На незакрашенных местах географической карты иногда встречаются маленькие кружочки, похожие на букву «о», и около этих кружочков, с той или другой стороны их, напечатаны названия — форт Гамильтон, становище Янана, Двадцатая Миля, — заставляющие думать, что эти белые места сплошь покрыты городами и селениями. Но на самом деле это не так. Двадцатая Миля, очень похожая на все остальные пункты, представляет простой деревянный дом, сколоченный из бревен, с комнатами для приезжающих во втором этаже. Длинный сарай из бревен построен на заднем дворе, как и несколько служб. Задний двор не огорожен ничем и простирается до самого горизонта и даже несколько далее — до бесконечности. Никаких других домов там нет, хотя иногда за милю или две вниз по Юкону на зимние стоянки приходят индейцы-тойяты. Такова Двадцатая Миля, один из щупалец этого многоногого спрута — Канадской пароходной компании. Здесь ее агент со своим помощником ведут меновую торговлю, выменивая иногда золотой песок у случайных золотоискателей. Здесь тот же агент со своим помощником горько тоскуют всю зиму по весне, а когда приходит весна, они с проклятиями переселяются на крышу, потому что, вскрываясь, Юкон заливает дом. Вот сюда-то на четвертом году своей службы на Севере и был сослан Нейл Боннер.
Он вступил на свободное место после предыдущего агента, который предусмотрительно оставил свой пост, покончив с собой — «ввиду тяжелых местных условий», как донес об этом его оставшийся помощник, хотя тойяты, бывшие там на становище, и придерживались другого мнения. Помощник, оставшийся здесь, был узкоплечим, слабогрудым человеком, с лицом, как у трупа, и с провалившимися щеками, которых не смогла закрыть его редкая черная борода. Он сильно кашлял — вероятно, от легочной чахотки, и в глазах у него светился дикий горячечный бред, свойственный больным в последней стадии туберкулеза. Звали его Эмос Пентли. Он не понравился Боннеру с первого же взгляда, хотя и возбуждал в нем чувство жалости своим безнадежным положением. Они как-то не сошлись, эти двое, оба осужденные оставаться вдвоем, лицом к лицу с холодом, молчанием и темнотой длинной арктической зимы.
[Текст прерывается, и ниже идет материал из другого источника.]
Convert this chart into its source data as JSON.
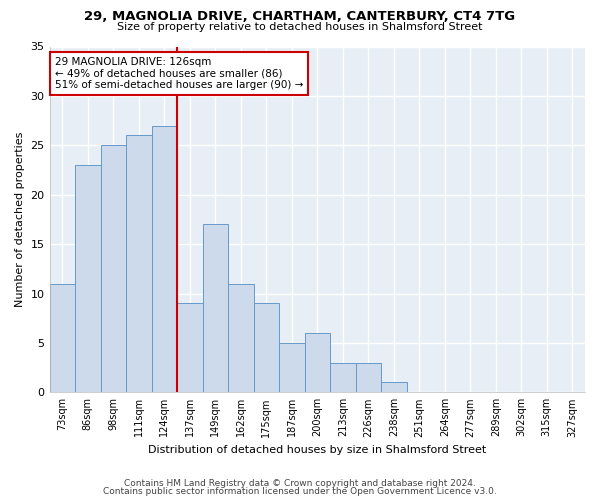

Боннер пришел к заключению, что Эмос немного «не в себе», и оставил его в покое, делая все домашние работы и за себя, и за него, за исключением варки пищи. Но Эмос не переставал бросать на него злобные взгляды, полные необъяснимой ненависти. Это было большим горем для Боннера, потому что улыбка такого же существа, как он сам, ласковое слово или сочувствие товарища по несчастью значили бы для него очень много. И едва наступила зима, он стал понимать, что с таким сожителем, как его помощник, предшественник его имел полное основание наложить на себя руки. Было очень тоскливо на Двадцатой Миле. Мрачная пустыня простиралась до самого горизонта. Снег покрывал все кругом белой пеленой, как саван. Дни стояли ясные и морозные, термометр упорно показывал от сорока до пятидесяти градусов ниже нуля по Цельсию. Затем, обычно через несколько недель, погода сменялась. Мельчайшие частицы влаги, заключавшиеся в атмосфере, образовывали плотные серые бесформенные облака; становилось теплее, термометр поднимался к двадцати градусам ниже нуля. Влага превращалась в крупу, которая, падая на землю, походила на мелкий сахар или на сыпучий песок, скрипевший под ногами. После этого опять становилось ясно и холодно, пока вновь не собиралось в воздухе достаточного количества влаги, чтобы снова покрыть землю белым одеялом. Вот и все перемены. Больше не случалось ничего. Ни бурь, ни ливней — ничего, кроме механически осаждавшейся влаги. Самыми крупными событиями в тоскливые зимние недели были неожиданные скачки температуры, повышавшейся иногда до пятнадцати градусов ниже нуля. Но в отместку за это следовавший потом мороз так сковывал землю, что ртуть замерзала в градуснике, а спиртовой термометр две недели показывал ниже семидесяти и затем лопался. И тогда нельзя было даже сказать, сколько градусов мороза. Следующим событием, монотонным в своей постепенности, было удлинение ночей, пока день не сокращался до того, что становился узенькой полоской света между двумя темными пространствами на горизонте.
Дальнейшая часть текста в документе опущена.